George Oberlander, an expert witness for the Citizens Association of Georgetown, was also allowed to testify. Oberlander, the former director of the National Capital Planning Institute and a city planning expert who recently published a report on the West Georgetown and Burleith neighborhoods, stressed that the 2010 Campus Plan would only exacerbate the community’s current problems. He urged the university to house all undergraduate students on campus while providing housing for other students on a satellite campus.

Seven members of the Georgetown community testified, including university employees, graduates, former ANC members and Director of Campus Ministry Fr. Kevin O’Brien, S.J.

University representatives stressed that it is only a minority of Georgetown students who create disturbances in the local community, while emphasizing that the university has measures in place to deal with such problems.

“I’m shocked by the anger apparent in the [Citizens Association of Georgetown] newsletter. It’s certainly not my reality,” said Edward Machir (MSB ’74), a Georgetown resident and adjunct professor in the McDonough School of Business.

Former ANC2E Chair Grace Bateman argued that housing all students on campus would worsen the neighborhood’s noise and upkeep problems.

“Georgetown and Burleith are part of a larger, urban community where there is always demand for group housing,” she said. “At least we have the university controlling the situation now.”

The university’s proposed loop road also dominated much of the conversation Monday night. The road, which would run parallel to Glover-Archibold Park behind Yates Field House and McDonough Gymnasium, faced opposition from Foxhall residents and the District Department of Transportation.
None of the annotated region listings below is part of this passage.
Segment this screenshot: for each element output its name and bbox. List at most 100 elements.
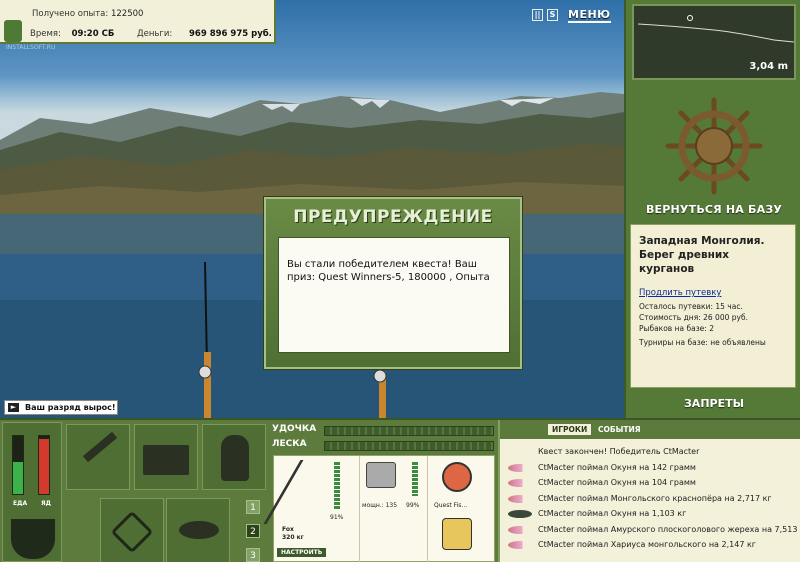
- money-label: Деньги:: [137, 29, 173, 39]
- event-text: CtMacter поймал Монгольского краснопёра …: [538, 493, 772, 503]
- fish-icon: [508, 541, 532, 549]
- bans-button[interactable]: ЗАПРЕТЫ: [626, 397, 800, 410]
- dialog-title: ПРЕДУПРЕЖДЕНИЕ: [293, 207, 493, 227]
- sound-icon[interactable]: S: [547, 9, 558, 21]
- day-cost: Стоимость дня: 26 000 руб.: [639, 313, 748, 322]
- line-slot[interactable]: Quest Fis...: [428, 456, 496, 562]
- lure-image[interactable]: [442, 518, 472, 550]
- poison-level: [39, 438, 49, 494]
- location-info: Западная Монголия. Берег древних кургано…: [630, 224, 796, 388]
- status-cell: ЕДА ЯД: [2, 422, 62, 562]
- experience-value: 122500: [110, 9, 144, 19]
- lock-icon[interactable]: [4, 20, 22, 42]
- experience-label: Получено опыта:: [32, 9, 109, 19]
- time-label: Время:: [30, 29, 61, 39]
- location-title: Западная Монголия. Берег древних кургано…: [639, 235, 765, 275]
- page-1-button[interactable]: 1: [246, 500, 260, 514]
- rank-up-label: Ваш разряд вырос!: [25, 403, 116, 412]
- tackle-box-icon: [143, 445, 189, 475]
- rod-tension: УДОЧКА: [272, 424, 494, 437]
- reel-slot[interactable]: мощн.: 135 99%: [360, 456, 428, 562]
- rod-line-status: УДОЧКА ЛЕСКА: [272, 424, 494, 454]
- event-text: CtMacter поймал Окуня на 1,103 кг: [538, 509, 687, 518]
- fish-icon: [508, 494, 532, 503]
- rod-condition-bar: [334, 462, 340, 510]
- game-screen: INSTALLSOFT.RU Получено опыта: 122500 Вр…: [0, 0, 800, 562]
- tab-players[interactable]: ИГРОКИ: [548, 424, 592, 435]
- fish-icon: [508, 510, 532, 518]
- fish-icon: [508, 525, 532, 534]
- fish-icon: [179, 521, 219, 539]
- fish-icon: [508, 479, 532, 487]
- arrow-right-icon: ►: [8, 403, 19, 412]
- tab-events[interactable]: СОБЫТИЯ: [598, 425, 641, 434]
- fork-knife-icon: [110, 510, 154, 554]
- depth-chart: 3,04 m: [632, 4, 796, 80]
- watermark: INSTALLSOFT.RU: [6, 44, 56, 51]
- event-line: Квест закончен! Победитель CtMacter: [500, 444, 800, 460]
- rod-slot[interactable]: 91% Fox 320 кг НАСТРОИТЬ: [263, 456, 360, 562]
- anglers-count: Рыбаков на базе: 2: [639, 324, 714, 333]
- fish-cell[interactable]: [166, 498, 230, 562]
- rod-name: Fox: [282, 526, 294, 533]
- rod-tool-cell[interactable]: [66, 424, 130, 490]
- dialog-message: Вы стали победителем квеста! Ваш приз: Q…: [278, 237, 510, 353]
- angler-cell[interactable]: [202, 424, 266, 490]
- cauldron-icon[interactable]: [11, 519, 55, 559]
- event-text: Квест закончен! Победитель CtMacter: [538, 447, 700, 456]
- setup-button[interactable]: НАСТРОИТЬ: [277, 548, 327, 557]
- tournaments: Турниры на базе: не объявлены: [639, 338, 766, 347]
- line-label: ЛЕСКА: [272, 439, 307, 449]
- line-tension-bar: [324, 441, 494, 451]
- reel-percent: 99%: [406, 502, 420, 509]
- experience-row: Получено опыта: 122500: [32, 9, 143, 19]
- fish-icon: [508, 463, 532, 472]
- event-text: CtMacter поймал Амурского плоскоголового…: [538, 524, 800, 534]
- rod-percent: 91%: [330, 514, 344, 521]
- page-2-button[interactable]: 2: [246, 524, 260, 538]
- extend-trip-link[interactable]: Продлить путевку: [639, 288, 787, 298]
- events-tabs: ИГРОКИ СОБЫТИЯ: [500, 420, 800, 439]
- top-icons: || S МЕНЮ: [532, 8, 611, 23]
- pause-icon[interactable]: ||: [532, 9, 543, 21]
- tackle-panel: 91% Fox 320 кг НАСТРОИТЬ мощн.: 135 99% …: [263, 455, 496, 562]
- event-list: Квест закончен! Победитель CtMacter CtMa…: [500, 444, 800, 553]
- angler-icon: [221, 435, 249, 481]
- time-money-row: Время: 09:20 СБ Деньги: 969 896 975 руб.: [30, 29, 276, 39]
- rank-up-banner[interactable]: ► Ваш разряд вырос!: [4, 400, 118, 415]
- rod-icon: [82, 431, 118, 463]
- time-value: 09:20 СБ: [71, 29, 115, 39]
- warning-dialog[interactable]: ПРЕДУПРЕЖДЕНИЕ Вы стали победителем квес…: [264, 197, 522, 369]
- menu-button[interactable]: МЕНЮ: [568, 8, 611, 23]
- food-gauge: [12, 435, 24, 495]
- right-panel: 3,04 m ВЕРНУТЬСЯ НА БАЗУ Западная Монгол…: [624, 0, 800, 420]
- rod-label: УДОЧКА: [272, 424, 317, 434]
- event-line: CtMacter поймал Окуня на 1,103 кг: [500, 506, 800, 522]
- depth-value: 3,04 m: [749, 61, 788, 72]
- rod-tension-bar: [324, 426, 494, 436]
- money-value: 969 896 975 руб.: [189, 29, 272, 39]
- ship-wheel-icon[interactable]: [664, 96, 764, 196]
- reel-condition-bar: [412, 462, 418, 496]
- tackle-box-cell[interactable]: [134, 424, 198, 490]
- page-3-button[interactable]: 3: [246, 548, 260, 562]
- line-spool-image: [442, 462, 472, 492]
- event-text: CtMacter поймал Окуня на 104 грамм: [538, 478, 696, 487]
- events-panel: ИГРОКИ СОБЫТИЯ Квест закончен! Победител…: [498, 420, 800, 562]
- rod-weight: 320 кг: [282, 534, 304, 541]
- event-line: CtMacter поймал Амурского плоскоголового…: [500, 522, 800, 538]
- food-cell[interactable]: [100, 498, 164, 562]
- reel-image: [366, 462, 396, 488]
- trip-left: Осталось путевки: 15 час.: [639, 302, 743, 311]
- poison-label: ЯД: [41, 500, 51, 507]
- poison-gauge: [38, 435, 50, 495]
- stats-panel: Получено опыта: 122500 Время: 09:20 СБ Д…: [0, 0, 276, 44]
- reel-power: мощн.: 135: [362, 502, 398, 509]
- event-text: CtMacter поймал Окуня на 142 грамм: [538, 462, 696, 472]
- line-tension: ЛЕСКА: [272, 439, 494, 452]
- food-label: ЕДА: [13, 500, 28, 507]
- line-name: Quest Fis...: [434, 502, 468, 509]
- event-text: CtMacter поймал Хариуса монгольского на …: [538, 540, 756, 549]
- return-to-base-button[interactable]: ВЕРНУТЬСЯ НА БАЗУ: [626, 203, 800, 216]
- event-line: CtMacter поймал Окуня на 142 грамм: [500, 460, 800, 476]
DDOT stated in its testimony that it opposed the 2010 Campus Plan, claiming that the university provided insufficient information to properly conduct an impact analysis for the loop road’s changes to traffic patterns in the Georgetown community.

Associate Director of DDOT’s Policy, Planning and Sustainability Administration Karina Ricks argued that DDOT could provide a more comprehensive report if it is given more traffic data about the university’s intersection with Canal Road and the intersection of 38th Street and Reservoir Road.

“We believe that they haven’t shown us enough specificity in design … to understand what the impact on traffic would be,” she said.

Maureen Dwyer, an attorney for the university, said the required information could be collected in three weeks. This data could then be analyzed into a cohesive report within two weeks, according to Ricks.

Anthony Hood decided to hold off the cross-examination of the DDOT report until the commission’s next meeting.

Hearings will reconvene on June 2, when the remainder of the witnesses in support of the 2010 Campus Plan will testify. Local neighborhood associations will also be allotted 45 more minutes for their presentation.

“I think the meetings are plodding along as expected,” ANC2E Commissioner Bill Starrels said. “These things always go on longer than one would hope, [but] I thought the ANC and Georgetown did a good job of presenting their testimony.”